Jym St. Pierre, executive director of Restore the Maine Woods, brought a map to a press conference on Monday indicating natural resources he says would be impacted by a proposed east-west highway corridor.
Jym St. Pierre, Maine director of Restore: The North Woods, and Jonathan Carter, director of Forest Ecology Network and a former Green Party candidate for governor, both said Monday that there are too many questions about the plan and public comment is too scarce. "This proposal is a complete environmental nightmare," said Carter.
Carter also suggested that the highway proposal actually was secondary to industry's desire to have a potential resource and utilities corridor across the state with transmission lines carrying power and telecommunications and pipelines carrying tar sands gas, oil, water and other resources.
Peter Vigue, chairman and CEO of Pittsfield-based Cianbro Corp., strongly denied that on Monday.
"We have not had one conversation with anyone about any such thing — that is a fact," said Vigue on Monday. "Their statements are totally unfounded."
The 220-mile privately funded toll highway proposed by Vigue gained state funding for a $300,000 feasibility study in early April that is scheduled to be finished in January. The $2 billion roadway would start in Calais, follow Stud Mill Road to Costigan, just north of Old Town, cross the Penobscot River, then head northwest to LaGrange, Milo, south of Dover-Foxcroft, Monson and The Forks before connecting to Route 27 and crossing the Canadian border into Quebec.
The initial plan has six interchanges in Maine, and from the border, it is only about 60 miles to Trans Canada Highway Route 10 near Sherbrooke — with connections to Buffalo, Detroit and other Midwest destinations — and to Trans Canada Highway Route 73 to Beauceville, located south of Quebec City.
Vigue has said that since the project is privately funded, eminent domain is not allowed and will not be used to acquire land for the project, which means the exact route is in flux until the land is under contract.
But St. Pierre on Monday displayed a large map showing what he believed would be the likely route across the state, pieced together from Vigue's public presentations, and from a "confidential 2008 report prepared for Cianbro" that he and Carter said had been referenced by the Maine Department of Transportation request for proposals for the feasibility study. "Depending on the precise route on the ground, it appears that the proposed east-west corridor would cross, come perilously close to, or be in the viewshed of more than five dozen significant conservation and recreation areas," St. Pierre said. "My organization, Restore: The North Woods, has a direct stake in this issue because the proposed east-west corridor would cross part of our proposed Maine Woods National Park National Preserve. It could also cross Atlantic salmon rivers and other wildlife habitats and ecosystems we have worked to protect."
Vigue said the project would avoid any such areas, however. "We are not going through any conservation areas whatsoever. We're doing everything to avoid those and we recognize the importance of those conversation areas. We have no interest in going through any of those conversation areas — [St.
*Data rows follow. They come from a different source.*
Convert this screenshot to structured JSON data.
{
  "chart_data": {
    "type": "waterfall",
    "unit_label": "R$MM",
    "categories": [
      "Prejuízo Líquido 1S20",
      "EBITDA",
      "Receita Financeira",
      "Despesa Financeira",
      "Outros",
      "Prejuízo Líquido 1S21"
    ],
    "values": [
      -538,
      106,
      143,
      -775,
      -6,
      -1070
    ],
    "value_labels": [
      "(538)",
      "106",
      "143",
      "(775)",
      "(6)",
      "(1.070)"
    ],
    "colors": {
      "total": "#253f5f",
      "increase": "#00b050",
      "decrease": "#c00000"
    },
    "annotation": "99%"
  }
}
Pierre and Carter] have totally misrepresented what we're trying to accomplish," he said.
The east-west highway proposal has proven contentious in public forums around the state, with residents demanding more information from Cianbro. Restore's park proposal has in the past been fairly controversial as well, drawing criticism from residents of rural Maine.
St. Pierre said residents should be asking questions about the highway proposal, including regarding the environmental impact, whether the corridor would accelerate export of raw forest products, and whether the corridor would open up remote areas for grid-scale wind power and other energy products. He is also skeptical about Vigue's claim that eminent domain would not be used to take land for the project.
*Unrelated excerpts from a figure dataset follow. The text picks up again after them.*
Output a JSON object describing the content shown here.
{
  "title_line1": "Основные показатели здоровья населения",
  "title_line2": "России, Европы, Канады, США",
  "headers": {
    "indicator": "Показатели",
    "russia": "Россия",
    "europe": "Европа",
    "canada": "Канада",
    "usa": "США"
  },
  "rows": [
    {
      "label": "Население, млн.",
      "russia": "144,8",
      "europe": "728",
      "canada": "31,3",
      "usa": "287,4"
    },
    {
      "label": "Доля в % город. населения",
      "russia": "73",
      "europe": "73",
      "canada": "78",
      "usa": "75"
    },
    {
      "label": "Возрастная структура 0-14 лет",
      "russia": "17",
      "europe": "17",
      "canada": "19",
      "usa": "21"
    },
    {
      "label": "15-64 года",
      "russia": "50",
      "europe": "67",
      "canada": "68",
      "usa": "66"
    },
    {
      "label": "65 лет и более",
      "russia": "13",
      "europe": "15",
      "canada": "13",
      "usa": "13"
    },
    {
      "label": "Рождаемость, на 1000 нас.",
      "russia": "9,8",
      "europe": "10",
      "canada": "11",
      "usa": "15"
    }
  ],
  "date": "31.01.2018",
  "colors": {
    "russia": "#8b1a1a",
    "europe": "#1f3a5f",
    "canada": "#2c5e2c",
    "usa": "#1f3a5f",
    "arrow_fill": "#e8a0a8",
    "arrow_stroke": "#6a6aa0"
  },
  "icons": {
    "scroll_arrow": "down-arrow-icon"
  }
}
"By making Maine just one more drive-through state, the east-west highway and corridor could destroy some of Maine's best natural assets and put the state at a competitive disadvantage," said St. Pierre. "It could further divide, rather than connect, the two Maines."
Vigue said charges that the highway would destroy Maine's tourism-based economy were unfounded. There are many tourism-related businesses in remote areas of Maine that are challenged to attract customers because of inadequate access, he said. He also said that existing manufacturing companies would benefit from better throughways to market, and noted Lincoln Paper Tissue specifically.
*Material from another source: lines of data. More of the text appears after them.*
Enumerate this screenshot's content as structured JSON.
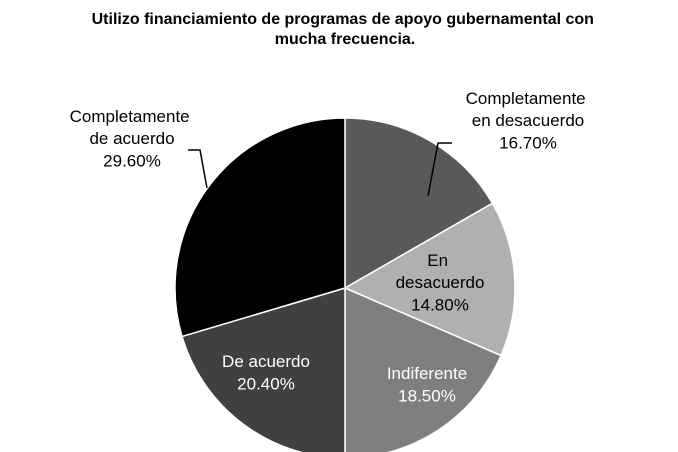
{
  "chart_data": {
    "type": "pie",
    "title": "Utilizo financiamiento de programas de apoyo gubernamental con mucha frecuencia.",
    "categories": [
      "Completamente en desacuerdo",
      "En desacuerdo",
      "Indiferente",
      "De acuerdo",
      "Completamente de acuerdo"
    ],
    "values": [
      16.7,
      14.8,
      18.5,
      20.4,
      29.6
    ],
    "value_labels": [
      "16.70%",
      "14.80%",
      "18.50%",
      "20.40%",
      "29.60%"
    ],
    "colors": [
      "#595959",
      "#b0b0b0",
      "#7f7f7f",
      "#404040",
      "#000000"
    ]
  }
}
"I stand by my record of enhancing and improving the economy in the state of Maine," said Vigue.
The economy in the rural parts of the state has "been going in the wrong direction for the last 25 years, and there's not a lot happening to try to correct it."
"I recognize what the motives are for Jonathan Carter and Mr. St. Pierre, to make it one big park. I also understand their motive to block and stop any development in the state of Maine, specifically in those areas," said Vigue. "If they've got a better idea on how to turn these things around and improve the economy in the northern part of the state I'd be more than happy to listen to them. But I have yet to see those two individuals do anything but try to stop and block activity in the north half of the state of Maine."